Here is why every entrepreneur needs a feedback loop to better their business
We’re all the best designers, the best writers, the best makers. Our sense of design and style is innovative, unique and engaging. We know it’s what our customers want because it’s what we want, right?
Right. And if you believe that you’re probably wondering why you’re latest work isn’t resonating with people.
Last year when I set out to design my own book cover, I created something I thought was groundbreaking. I spent hours and hours on it, went through dozens of iterations and collectively spent weeks working on what I thought was the best book cover ever. I didn’t need anyone’s help. I wrote the book, knew my audience and who else could represent my brand better than me?
But before I pushed the send button to get it off to my publishing company, I tried something. I sat down and created a second version of it in about 20 minutes using Canva. Something completely different. Different colors, design, fonts – everything was different.
I then sent a quick text message to about 12 family and friends asking for their help. Which cover do you like better? I attached both images and asked them to vote for the one they liked best. In less than an hour, everyone responded and the second cover that took me 20 minutes won out by a resounding 10-2 vote. Not only that, they provided some really compelling reasons why.

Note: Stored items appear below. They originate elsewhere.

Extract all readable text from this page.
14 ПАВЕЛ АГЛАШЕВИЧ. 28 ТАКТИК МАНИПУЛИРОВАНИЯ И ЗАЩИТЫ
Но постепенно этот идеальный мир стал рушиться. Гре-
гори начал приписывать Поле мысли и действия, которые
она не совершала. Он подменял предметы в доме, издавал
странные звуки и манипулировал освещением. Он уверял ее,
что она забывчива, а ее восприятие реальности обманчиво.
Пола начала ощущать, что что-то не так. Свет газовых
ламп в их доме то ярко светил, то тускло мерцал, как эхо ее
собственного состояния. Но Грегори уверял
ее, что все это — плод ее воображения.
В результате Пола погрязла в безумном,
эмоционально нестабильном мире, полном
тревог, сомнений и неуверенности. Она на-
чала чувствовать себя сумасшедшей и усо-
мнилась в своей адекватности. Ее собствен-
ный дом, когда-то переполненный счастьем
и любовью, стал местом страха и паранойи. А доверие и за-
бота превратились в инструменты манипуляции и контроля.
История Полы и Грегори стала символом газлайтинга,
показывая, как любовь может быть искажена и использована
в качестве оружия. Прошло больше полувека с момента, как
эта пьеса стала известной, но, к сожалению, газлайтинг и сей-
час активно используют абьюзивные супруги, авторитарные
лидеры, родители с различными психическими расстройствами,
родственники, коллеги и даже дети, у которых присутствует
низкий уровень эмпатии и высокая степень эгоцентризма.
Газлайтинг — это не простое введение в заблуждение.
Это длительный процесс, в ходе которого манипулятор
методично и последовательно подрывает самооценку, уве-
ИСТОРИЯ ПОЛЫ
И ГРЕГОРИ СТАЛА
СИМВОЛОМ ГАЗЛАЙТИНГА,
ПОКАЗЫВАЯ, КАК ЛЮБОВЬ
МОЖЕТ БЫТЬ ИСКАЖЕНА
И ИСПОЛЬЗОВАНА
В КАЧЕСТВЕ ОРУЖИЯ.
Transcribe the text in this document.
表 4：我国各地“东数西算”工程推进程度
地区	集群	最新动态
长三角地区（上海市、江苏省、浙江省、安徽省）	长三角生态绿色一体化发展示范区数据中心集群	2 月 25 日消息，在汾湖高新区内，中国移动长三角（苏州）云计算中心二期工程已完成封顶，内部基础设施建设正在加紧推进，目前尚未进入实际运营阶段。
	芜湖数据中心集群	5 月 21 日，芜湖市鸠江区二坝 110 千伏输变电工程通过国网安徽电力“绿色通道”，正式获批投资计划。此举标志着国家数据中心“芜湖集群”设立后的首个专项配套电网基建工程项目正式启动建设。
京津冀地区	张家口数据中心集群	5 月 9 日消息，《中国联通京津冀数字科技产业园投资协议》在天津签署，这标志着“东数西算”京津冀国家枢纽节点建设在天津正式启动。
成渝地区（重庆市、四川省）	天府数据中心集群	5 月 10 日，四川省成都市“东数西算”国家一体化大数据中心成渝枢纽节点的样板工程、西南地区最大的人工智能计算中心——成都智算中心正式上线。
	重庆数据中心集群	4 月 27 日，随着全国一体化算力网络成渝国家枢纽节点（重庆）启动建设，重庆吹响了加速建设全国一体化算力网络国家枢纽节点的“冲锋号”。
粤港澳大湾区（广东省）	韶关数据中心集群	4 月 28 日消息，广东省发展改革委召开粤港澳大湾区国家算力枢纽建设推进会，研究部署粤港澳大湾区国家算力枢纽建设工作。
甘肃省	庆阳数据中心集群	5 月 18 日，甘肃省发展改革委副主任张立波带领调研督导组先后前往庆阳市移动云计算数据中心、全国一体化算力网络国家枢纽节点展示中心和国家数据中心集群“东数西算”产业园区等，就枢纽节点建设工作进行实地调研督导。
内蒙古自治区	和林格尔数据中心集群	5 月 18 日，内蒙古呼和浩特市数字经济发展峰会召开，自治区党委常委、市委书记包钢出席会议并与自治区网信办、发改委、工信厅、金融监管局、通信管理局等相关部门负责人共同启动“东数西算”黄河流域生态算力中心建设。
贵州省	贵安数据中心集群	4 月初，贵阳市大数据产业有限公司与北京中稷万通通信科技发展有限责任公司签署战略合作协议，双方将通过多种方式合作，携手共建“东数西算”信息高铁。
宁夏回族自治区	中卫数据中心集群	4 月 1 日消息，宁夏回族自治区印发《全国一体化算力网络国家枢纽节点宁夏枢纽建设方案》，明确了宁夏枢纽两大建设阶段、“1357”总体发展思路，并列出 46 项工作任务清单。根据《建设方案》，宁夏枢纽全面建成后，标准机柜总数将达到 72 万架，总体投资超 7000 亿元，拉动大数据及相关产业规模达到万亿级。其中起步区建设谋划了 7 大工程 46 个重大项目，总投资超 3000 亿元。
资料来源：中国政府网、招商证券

So I spent the next hour or two making some quick adjustments based on the feedback and sent it off to the publisher.
You don’t need to spend a ton of money on focus groups. Just create feedback loops for yourself with family, friends and maybe a few colleagues. Do this early on, and often. The more feedback you get and the sooner you get it, the less time you’ll waste creating something that you think is going to lead you to fame and fortune.

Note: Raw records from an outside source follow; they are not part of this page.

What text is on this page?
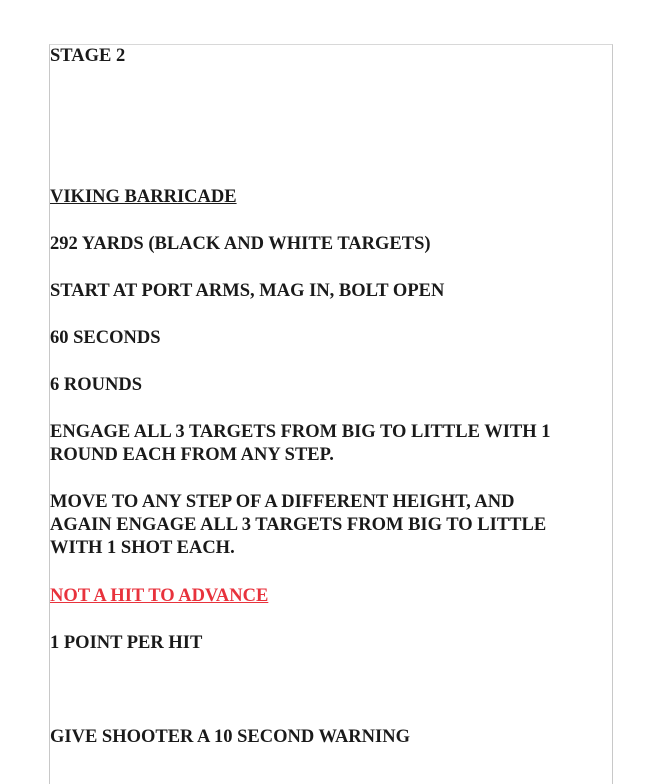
STAGE 2

VIKING BARRICADE

292 YARDS (BLACK AND WHITE TARGETS)

START AT PORT ARMS, MAG IN, BOLT OPEN

60 SECONDS

6 ROUNDS

ENGAGE ALL 3 TARGETS FROM BIG TO LITTLE WITH 1

ROUND EACH FROM ANY STEP.

MOVE TO ANY STEP OF A DIFFERENT HEIGHT, AND

AGAIN ENGAGE ALL 3 TARGETS FROM BIG TO LITTLE

WITH 1 SHOT EACH.

NOT A HIT TO ADVANCE

1 POINT PER HIT

GIVE SHOOTER A 10 SECOND WARNING
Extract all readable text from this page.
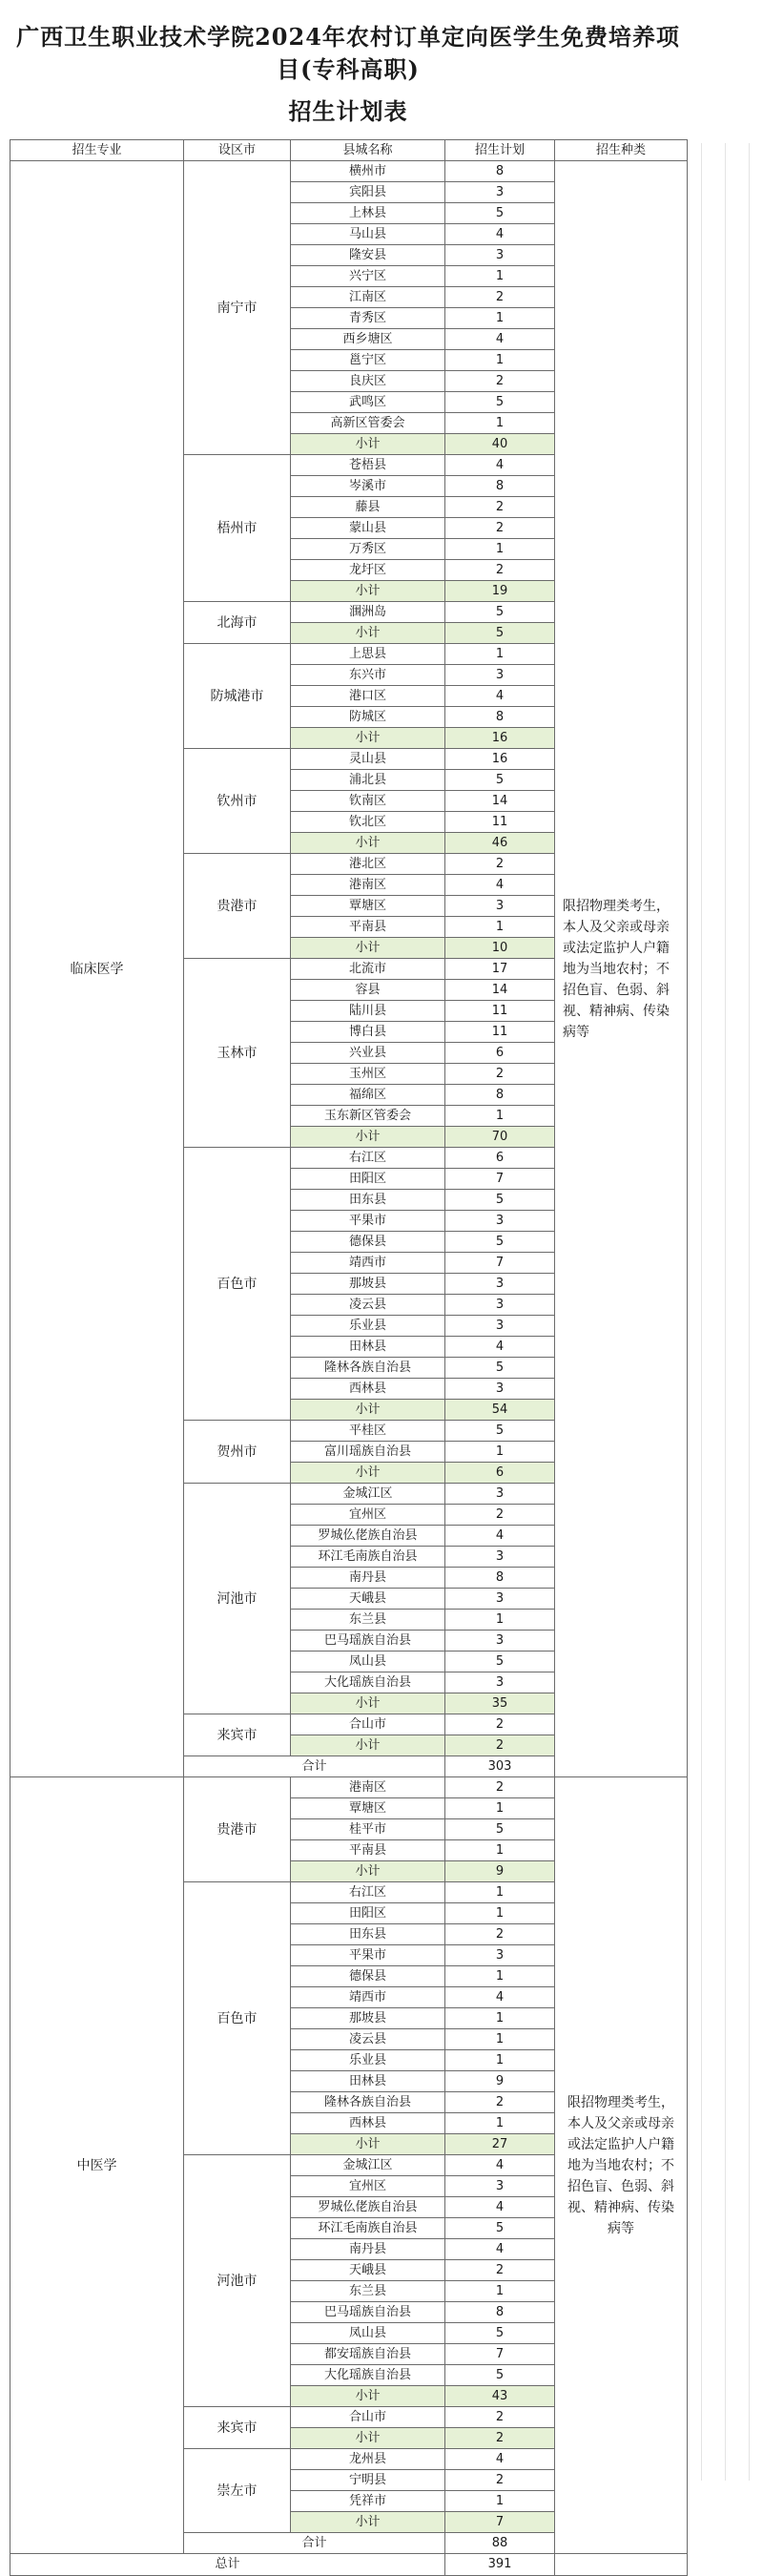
广西卫生职业技术学院2024年农村订单定向医学生免费培养项
目(专科高职)
招生计划表
招生专业	设区市	县城名称	招生计划	招生种类
临床医学	南宁市	横州市	8	限招物理类考生，本人及父亲或母亲或法定监护人户籍地为当地农村；不招色盲、色弱、斜视、精神病、传染病等
		宾阳县	3	
		上林县	5	
		马山县	4	
		隆安县	3	
		兴宁区	1	
		江南区	2	
		青秀区	1	
		西乡塘区	4	
		邕宁区	1	
		良庆区	2	
		武鸣区	5	
		高新区管委会	1	
		小计	40	
	梧州市	苍梧县	4	
		岑溪市	8	
		藤县	2	
		蒙山县	2	
		万秀区	1	
		龙圩区	2	
		小计	19	
	北海市	涠洲岛	5	
		小计	5	
	防城港市	上思县	1	
		东兴市	3	
		港口区	4	
		防城区	8	
		小计	16	
	钦州市	灵山县	16	
		浦北县	5	
		钦南区	14	
		钦北区	11	
		小计	46	
	贵港市	港北区	2	
		港南区	4	
		覃塘区	3	
		平南县	1	
		小计	10	
	玉林市	北流市	17	
		容县	14	
		陆川县	11	
		博白县	11	
		兴业县	6	
		玉州区	2	
		福绵区	8	
		玉东新区管委会	1	
		小计	70	
	百色市	右江区	6	
		田阳区	7	
		田东县	5	
		平果市	3	
		德保县	5	
		靖西市	7	
		那坡县	3	
		凌云县	3	
		乐业县	3	
		田林县	4	
		隆林各族自治县	5	
		西林县	3	
		小计	54	
	贺州市	平桂区	5	
		富川瑶族自治县	1	
		小计	6	
	河池市	金城江区	3	
		宜州区	2	
		罗城仫佬族自治县	4	
		环江毛南族自治县	3	
		南丹县	8	
		天峨县	3	
		东兰县	1	
		巴马瑶族自治县	3	
		凤山县	5	
		大化瑶族自治县	3	
		小计	35	
	来宾市	合山市	2	
		小计	2	
	合计		303	
中医学	贵港市	港南区	2	限招物理类考生，本人及父亲或母亲或法定监护人户籍地为当地农村；不招色盲、色弱、斜视、精神病、传染病等
		覃塘区	1	
		桂平市	5	
		平南县	1	
		小计	9	
	百色市	右江区	1	
		田阳区	1	
		田东县	2	
		平果市	3	
		德保县	1	
		靖西市	4	
		那坡县	1	
		凌云县	1	
		乐业县	1	
		田林县	9	
		隆林各族自治县	2	
		西林县	1	
		小计	27	
	河池市	金城江区	4	
		宜州区	3	
		罗城仫佬族自治县	4	
		环江毛南族自治县	5	
		南丹县	4	
		天峨县	2	
		东兰县	1	
		巴马瑶族自治县	8	
		凤山县	5	
		都安瑶族自治县	7	
		大化瑶族自治县	5	
		小计	43	
	来宾市	合山市	2	
		小计	2	
	崇左市	龙州县	4	
		宁明县	2	
		凭祥市	1	
		小计	7	
	合计		88	
总计			391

My wife and I are constantly providing each other with feedback. Instead of writing an entire webpage of content, or my bio, or creating a new logo, I’ll write a quick paragraph or two, or crank out a quick design using a certain shape or color, and run it by her. Then, with her feedback, I’ll take it to the next level before I ask for feedback from a wider audience.
Feedback is your friend It’s easily and readily available all around you. Make use of it. When someone tells you they read your book, or visited your website, ask for some quick feedback. Have an idea for a new podcast, business, book, etc? Need a name for your new business? Pitch some ideas to your significant other or a friend first and see what they think.
We’re all great creators, but don’t fool yourself in to thinking you can (or should) go it alone. Creating more feedback loops in your life and business will help you minimize the amount of time you’re spending creating something that ultimately might not be as valuable to others as it is to you. It’s also the best way to get better and better at what you do.